By spending an extra 20 min in specific training four times a week for three months, eight national-level swimmers (age 15 y) were able to improve their hydrodynamic profile. But 50-m time improved by only 0.3%, which is borderline worthwhile and maybe would have occurred anyway. [Ciapparelli, C]

Five weeks of change-of-direction speed training in minimalist vs usual shoes led to bigger improvement in agility in this controlled trial of 9 vs 11 junior Australian football players. The gains may be due to changes in intrinsic foot strength [Graham, S].

A study comparing contextual interference and differential learning in acquisition of a skilled task (basketball passing) in novice basketballers seems well informed by theory and might have some practical relevance [Beckmann, H]

Superimposing direct muscle stimulation during 14 endurance training sessions over 4 wk resulted in less gain in VO2max compared with usual training in this controlled trial of 21 male subjects, and there was evidence of muscle damage. It was worth trying. [Mathes, S]

They were only recreational runners, so briefly, 14 doing conventional best-practice training improved slightly more than 10 who combined it with load-guided training provided by the latest Polar heart-rate watches [Schumann, M]. Looks like another example of a toy rather than a tool.

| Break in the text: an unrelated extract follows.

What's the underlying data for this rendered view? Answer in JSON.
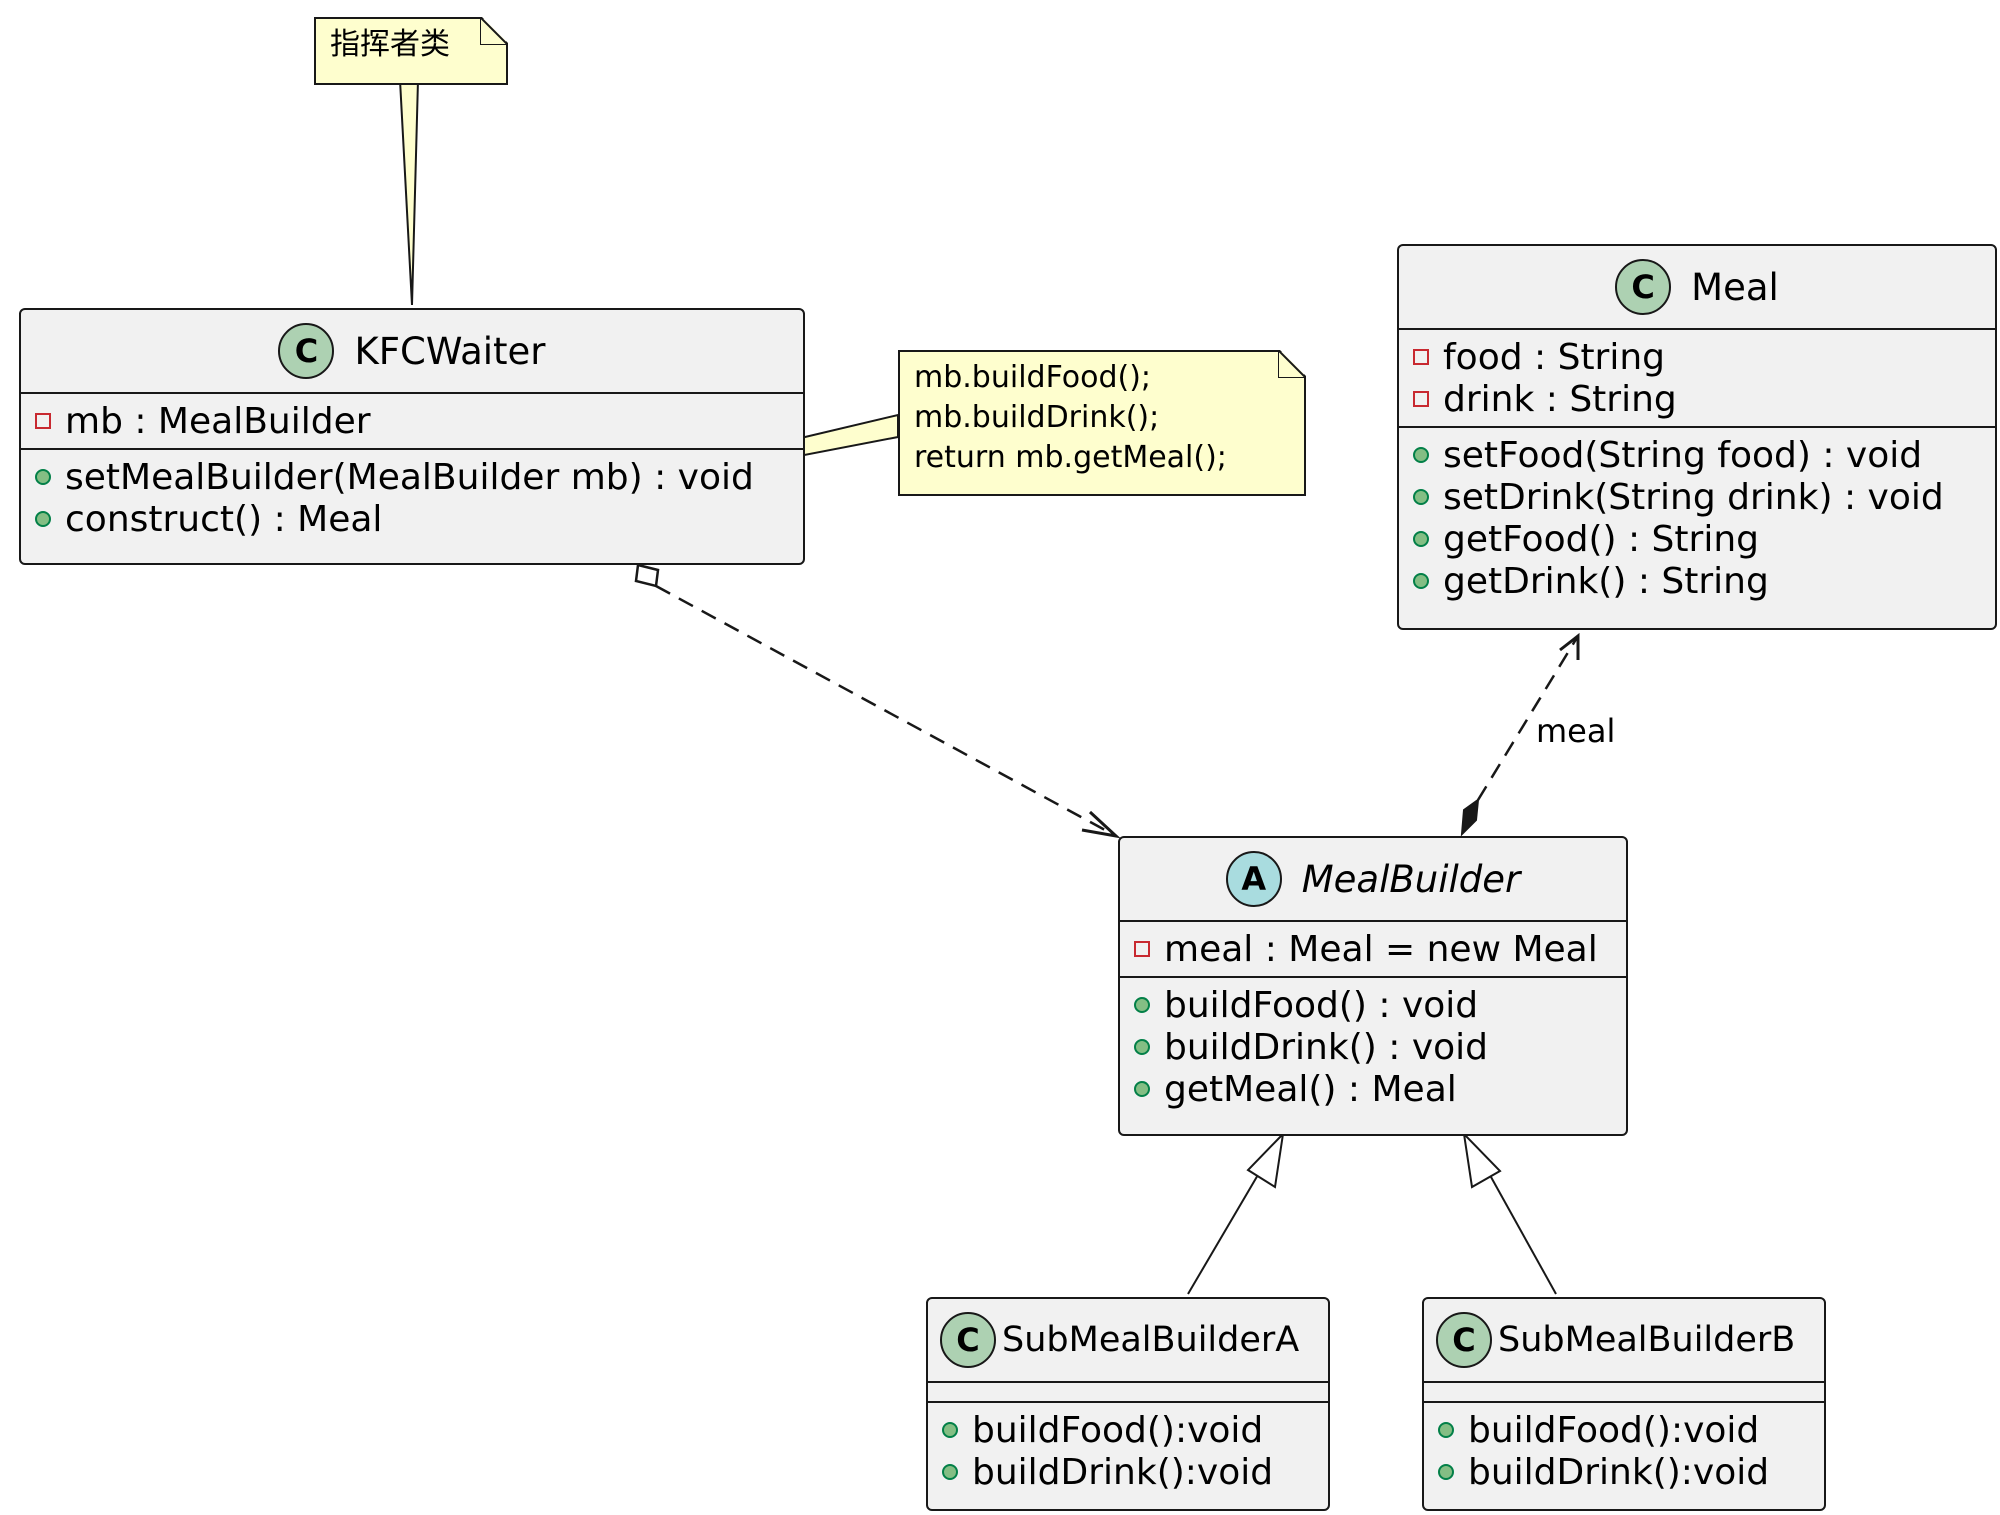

Compare the periodization of your training load on your power meter with that of some of the best professional cyclists in Europe and Australia [Menaspà, P].

"This study sheds light on communicative strategies deployed by dressage coaches in their work in the riding hall." In the following abstract the same authors report how coaches in dressage riding describe their methods for teaching riders to communicate with their horses. [Lundgren, C; Zetterqvist Blokhuis, M]

If you take beta-agonists for control of asthma, it turns out you get an unfair advantage (or is it just re-leveling the playing field for asthmatics?). Twenty-one non-asthmatic competitively active males were randomized blind to salmeterol, fomoterol or placebo twice daily for 10 wk of resistance training. Sprint performance increased by a massive ~10% in the two drug groups relative to placebo, and there were similar massive gains in 1-RM leg press. "WADA may consider re-introducing the requirement for therapeutic-use exemption certificates." [Merlini, M]

References

Braakhuis AJ, Hopkins WG (2015). Impact of dietary antioxidants on sport performance: a review. Sports Medicine 45, 939-955

Buchheit M (2014). Monitoring training status with HR measures: do all roads lead to Rome? Frontiers in Physiology 27 February 2014, http://dx.doi.org/10.3389/fphys.2014.00073

 

Acknowledgements: ECSS and High Performance Sport NZ contributed to my conference expenses. The Norwegian Defence Institute funded my travel to and from Europe.